The genetic variation was difficult to identify because it lies outside the protein coding regions that are normally studied in human genetic work. Although this variation was identified first in Finnish and Welsh patients it appears to occur in many different populations and accounts for the disease in up to one third of patients with a family history of motor neuron disease.
The Motor Neurone Disease Association and the ALS (Amyotrophic Lateral Sclerosis) Association funded the study, together with the Medical Research Council and the Wellcome Trust.
Dr Huw Morris, based at the MRC Centre for Neuropsychiatric Genetics, School of Medicine and the Royal Gwent Hospital, said: “This work is the culmination of many years work by doctors and scientists studying this condition and it is due in large part to the courage and tenacity of many patients facing motor neuron disease, particularly the Gwent kindred and the Finnish cohort. Although this work is the end of our long hunt for this gene, it is the beginning of our search for therapies based on this discovery that can stop this brutal disease in its tracks.”
The international collaboration was led by Bryan Traynor of the National Institutes of Health in the USA with colleagues from Cardiff University, UCL, The University of Manchester, Amsterdam and Finland. Their findings have just been published in the leading international journal Neuron. The same finding was independently made by a group at Mayo Clinic, Jacksonville, Florida, led by Dr Rosa Rademakers and published in the same journal.

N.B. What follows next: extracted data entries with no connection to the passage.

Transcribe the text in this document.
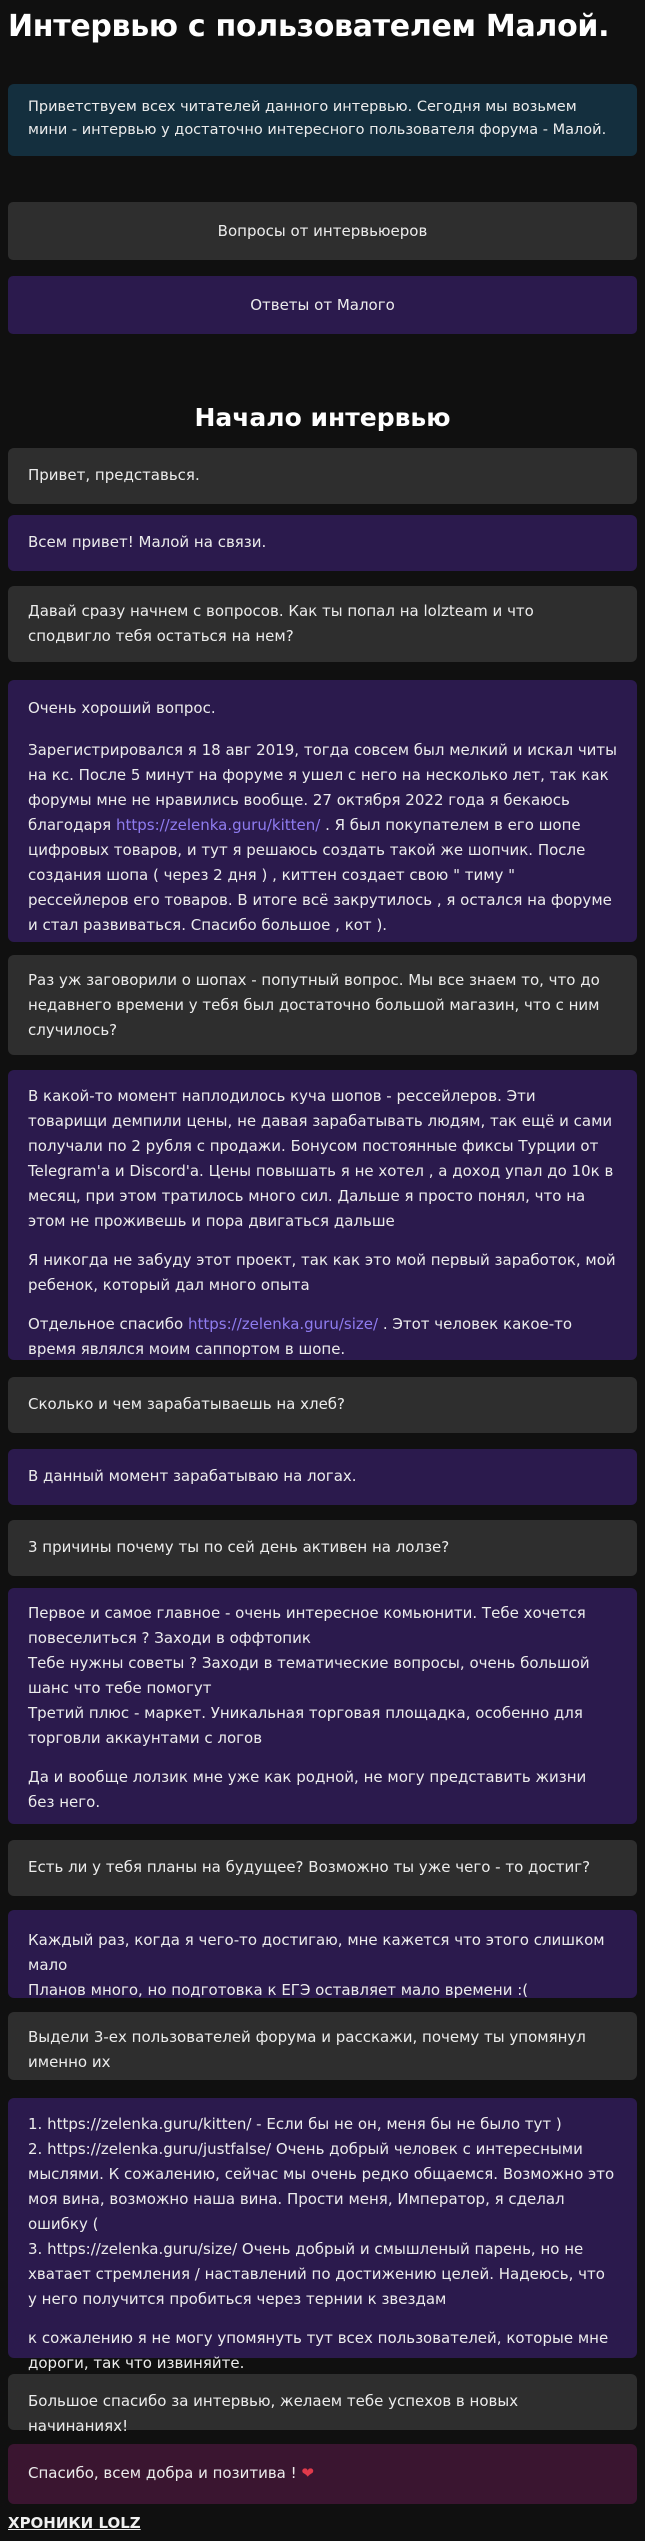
Интервью с пользователем Малой.

Приветствуем всех читателей данного интервью. Сегодня мы возьмем мини - интервью у достаточно интересного пользователя форума - Малой.

Вопросы от интервьюеров
Ответы от Малого
Начало интервью

Привет, представься.

Всем привет! Малой на связи.

Давай сразу начнем с вопросов. Как ты попал на lolzteam и что сподвигло тебя остаться на нем?

Очень хороший вопрос.

Зарегистрировался я 18 авг 2019, тогда совсем был мелкий и искал читы на кс. После 5 минут на форуме я ушел с него на несколько лет, так как форумы мне не нравились вообще. 27 октября 2022 года я бекаюсь благодаря https://zelenka.guru/kitten/ . Я был покупателем в его шопе цифровых товаров, и тут я решаюсь создать такой же шопчик. После создания шопа ( через 2 дня ) , киттен создает свою " тиму " рессейлеров его товаров. В итоге всё закрутилось , я остался на форуме и стал развиваться. Спасибо большое , кот ).

Раз уж заговорили о шопах - попутный вопрос. Мы все знаем то, что до недавнего времени у тебя был достаточно большой магазин, что с ним случилось?

В какой-то момент наплодилось куча шопов - рессейлеров. Эти товарищи демпили цены, не давая зарабатывать людям, так ещё и сами получали по 2 рубля с продажи. Бонусом постоянные фиксы Турции от Telegram'а и Discord'а. Цены повышать я не хотел , а доход упал до 10к в месяц, при этом тратилось много сил. Дальше я просто понял, что на этом не проживешь и пора двигаться дальше

Я никогда не забуду этот проект, так как это мой первый заработок, мой ребенок, который дал много опыта

Отдельное спасибо https://zelenka.guru/size/ . Этот человек какое-то время являлся моим саппортом в шопе.

Сколько и чем зарабатываешь на хлеб?

В данный момент зарабатываю на логах.

3 причины почему ты по сей день активен на лолзе?

Первое и самое главное - очень интересное комьюнити. Тебе хочется повеселиться ? Заходи в оффтопик
Тебе нужны советы ? Заходи в тематические вопросы, очень большой шанс что тебе помогут
Третий плюс - маркет. Уникальная торговая площадка, особенно для торговли аккаунтами с логов

Да и вообще лолзик мне уже как родной, не могу представить жизни без него.

Есть ли у тебя планы на будущее? Возможно ты уже чего - то достиг?

Каждый раз, когда я чего-то достигаю, мне кажется что этого слишком мало
Планов много, но подготовка к ЕГЭ оставляет мало времени :(

Выдели 3-ех пользователей форума и расскажи, почему ты упомянул именно их

1. https://zelenka.guru/kitten/ - Если бы не он, меня бы не было тут )
2. https://zelenka.guru/justfalse/ Очень добрый человек с интересными мыслями. К сожалению, сейчас мы очень редко общаемся. Возможно это моя вина, возможно наша вина. Прости меня, Император, я сделал ошибку (
3. https://zelenka.guru/size/ Очень добрый и смышленый парень, но не хватает стремления / наставлений по достижению целей. Надеюсь, что у него получится пробиться через тернии к звездам

к сожалению я не могу упомянуть тут всех пользователей, которые мне дороги, так что извиняйте.

Большое спасибо за интервью, желаем тебе успехов в новых начинаниях!

Спасибо, всем добра и позитива ! ❤

ХРОНИКИ LOLZ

Dr Brian Dickie, director of research development at the Motor Neurone Disease Association, said: “Discoveries in genetics are driving the ever-increasing momentum of motor neuron disease research. Chromosome 9 has been a prime suspect in motor neuron disease for some time but pinning down the precise genetic factor involved had proved elusive. The discovery of this rogue gene has the potential to significantly advance our understanding of motor neuron disease, helping scientists to home in on the pivotal cellular changes underlying all forms of the disease.”